The officer pulls out his smartphone and shows Cedric the picture he snapped of the boy before making the 35-mile trip to alert the kid’s parents in person instead of making a phone call. “Is this your boy?”

Cedric falls to his knees and begins to weep. “Yes. Yes, that’s my Danny. Ohhh, Danny! I’m so sorry son. Daddy’s coming to get you.” Then he jumps up, runs to the foot of the stairs and yells, “Jackie! JACKIE!”

“For God’s sake, Cedric! You’re gonna wake the dead!”

“They found him! They found Danny!

Along with their tears comes a fast-moving stream of questions.

“We don’t know all the details yet, folks. What I do know is that you’ve got one brave boy there. He was in a car that was about to cross state lines last night when they reached a seat belt safety checkpoint. I don’t know how he did it, or how he knew exactly when to do it, but he managed to pry open the trunk just as his abductor was about to be waved on.

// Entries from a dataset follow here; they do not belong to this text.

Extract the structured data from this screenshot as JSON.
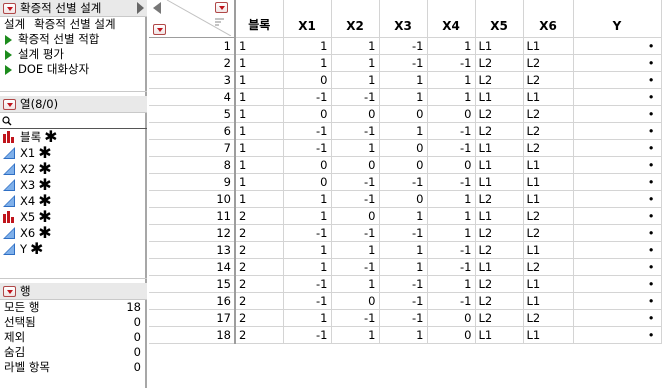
{
  "table_panel": {
    "title": "확증적 선별 설계",
    "refs": [
      "설계",
      "확증적 선별 설계"
    ],
    "scripts": [
      "확증적 선별 적합",
      "설계 평가",
      "DOE 대화상자"
    ]
  },
  "columns_panel": {
    "title": "열(8/0)",
    "search_placeholder": "",
    "columns": [
      {
        "name": "블록",
        "type": "nominal"
      },
      {
        "name": "X1",
        "type": "continuous"
      },
      {
        "name": "X2",
        "type": "continuous"
      },
      {
        "name": "X3",
        "type": "continuous"
      },
      {
        "name": "X4",
        "type": "continuous"
      },
      {
        "name": "X5",
        "type": "nominal"
      },
      {
        "name": "X6",
        "type": "continuous"
      },
      {
        "name": "Y",
        "type": "continuous"
      }
    ],
    "star": "✱"
  },
  "rows_panel": {
    "title": "행",
    "items": [
      {
        "label": "모든 행",
        "value": "18"
      },
      {
        "label": "선택됨",
        "value": "0"
      },
      {
        "label": "제외",
        "value": "0"
      },
      {
        "label": "숨김",
        "value": "0"
      },
      {
        "label": "라벨 항목",
        "value": "0"
      }
    ]
  },
  "grid": {
    "headers": [
      "블록",
      "X1",
      "X2",
      "X3",
      "X4",
      "X5",
      "X6",
      "Y"
    ],
    "rows": [
      [
        "1",
        "1",
        "1",
        "1",
        "-1",
        "1",
        "L1",
        "L1",
        "•"
      ],
      [
        "2",
        "1",
        "1",
        "1",
        "-1",
        "-1",
        "L2",
        "L2",
        "•"
      ],
      [
        "3",
        "1",
        "0",
        "1",
        "1",
        "1",
        "L2",
        "L2",
        "•"
      ],
      [
        "4",
        "1",
        "-1",
        "-1",
        "1",
        "1",
        "L1",
        "L1",
        "•"
      ],
      [
        "5",
        "1",
        "0",
        "0",
        "0",
        "0",
        "L2",
        "L2",
        "•"
      ],
      [
        "6",
        "1",
        "-1",
        "-1",
        "1",
        "-1",
        "L2",
        "L2",
        "•"
      ],
      [
        "7",
        "1",
        "-1",
        "1",
        "0",
        "-1",
        "L1",
        "L2",
        "•"
      ],
      [
        "8",
        "1",
        "0",
        "0",
        "0",
        "0",
        "L1",
        "L1",
        "•"
      ],
      [
        "9",
        "1",
        "0",
        "-1",
        "-1",
        "-1",
        "L1",
        "L1",
        "•"
      ],
      [
        "10",
        "1",
        "1",
        "-1",
        "0",
        "1",
        "L2",
        "L1",
        "•"
      ],
      [
        "11",
        "2",
        "1",
        "0",
        "1",
        "1",
        "L1",
        "L2",
        "•"
      ],
      [
        "12",
        "2",
        "-1",
        "-1",
        "-1",
        "1",
        "L2",
        "L2",
        "•"
      ],
      [
        "13",
        "2",
        "1",
        "1",
        "1",
        "-1",
        "L2",
        "L1",
        "•"
      ],
      [
        "14",
        "2",
        "1",
        "-1",
        "1",
        "-1",
        "L1",
        "L2",
        "•"
      ],
      [
        "15",
        "2",
        "-1",
        "1",
        "-1",
        "1",
        "L2",
        "L1",
        "•"
      ],
      [
        "16",
        "2",
        "-1",
        "0",
        "-1",
        "-1",
        "L2",
        "L1",
        "•"
      ],
      [
        "17",
        "2",
        "1",
        "-1",
        "-1",
        "0",
        "L2",
        "L2",
        "•"
      ],
      [
        "18",
        "2",
        "-1",
        "1",
        "1",
        "0",
        "L1",
        "L1",
        "•"
      ]
    ]
  }
}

“Well, we want to see him,” Cedric said.

“Now?”

“Not now; right now.”

And just like that, Cedric has regained his commanding presence.

“Honey, go get dressed. I’ll wake Davey and get him ready. Officer, we’ll be ready in 10 minutes. You might want to lead us there. I’ve never been in a hurry the way I’ll be when I pull out of that driveway.”

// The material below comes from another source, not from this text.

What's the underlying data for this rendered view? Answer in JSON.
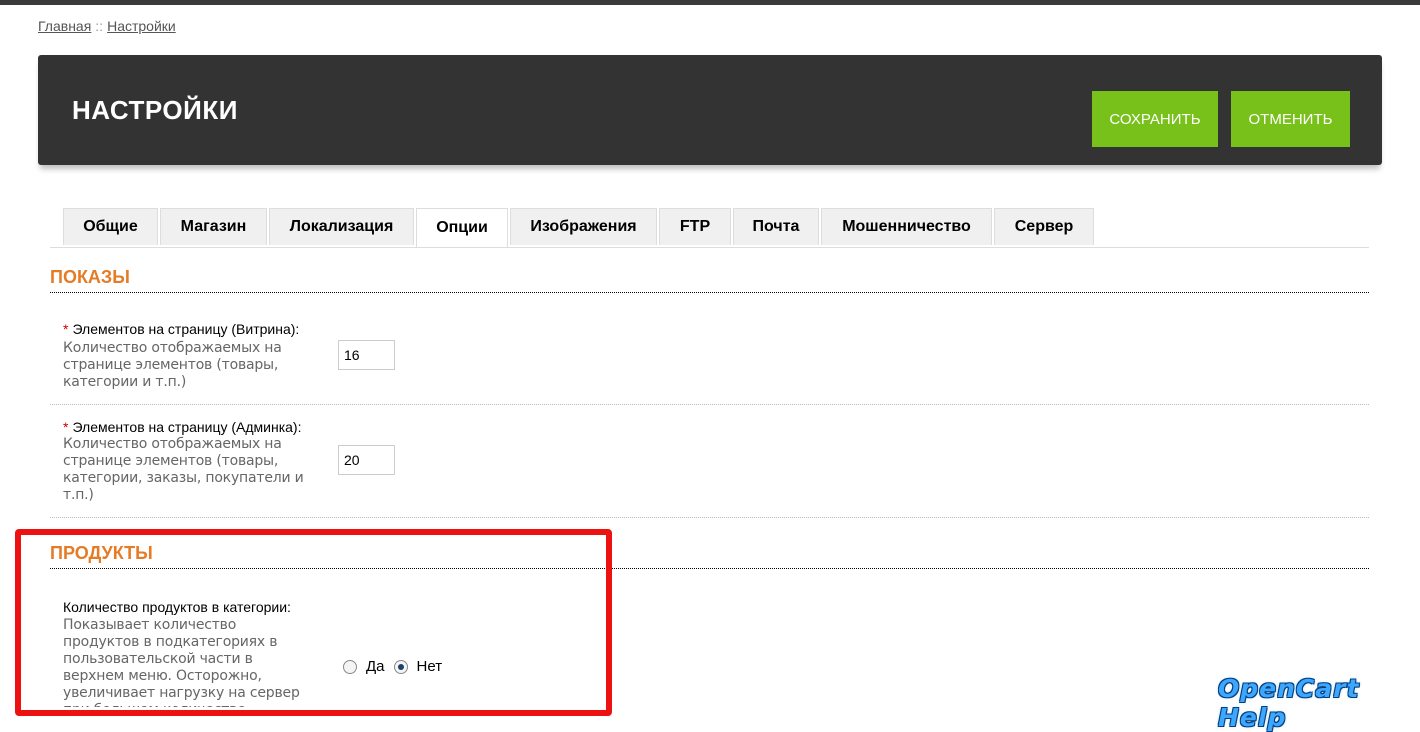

When Cedric steps in the bedroom down the hall from his, it’s already a different place. It’s no longer his Orthodox Tuesdayite temple. And he can sense that the placement of the apostrophe has been shifted; once again, the appropriate pronoun describing the bedroom is boys’ instead of boy’s.

As Cedric backs down the driveway and the trooper turns on his squad car’s overhead lights, a thought strikes Jaclyn. “Wait. It’s Tuesday. Davey’s got school in the morning.”

“Believe me. I know what day it is. God has delivered us from That Day and given us this new day. And I know that from now on, we’re gonna celebrate This New Day—even if it means missing school, or work, or whatever.”

“Amen to that,” Jaclyn says. Her heart swells when Cedric reaches over into her lap and puts his hand on hers. Thank God it’s Tuesday, she thinks before glancing into the backseat to check on David.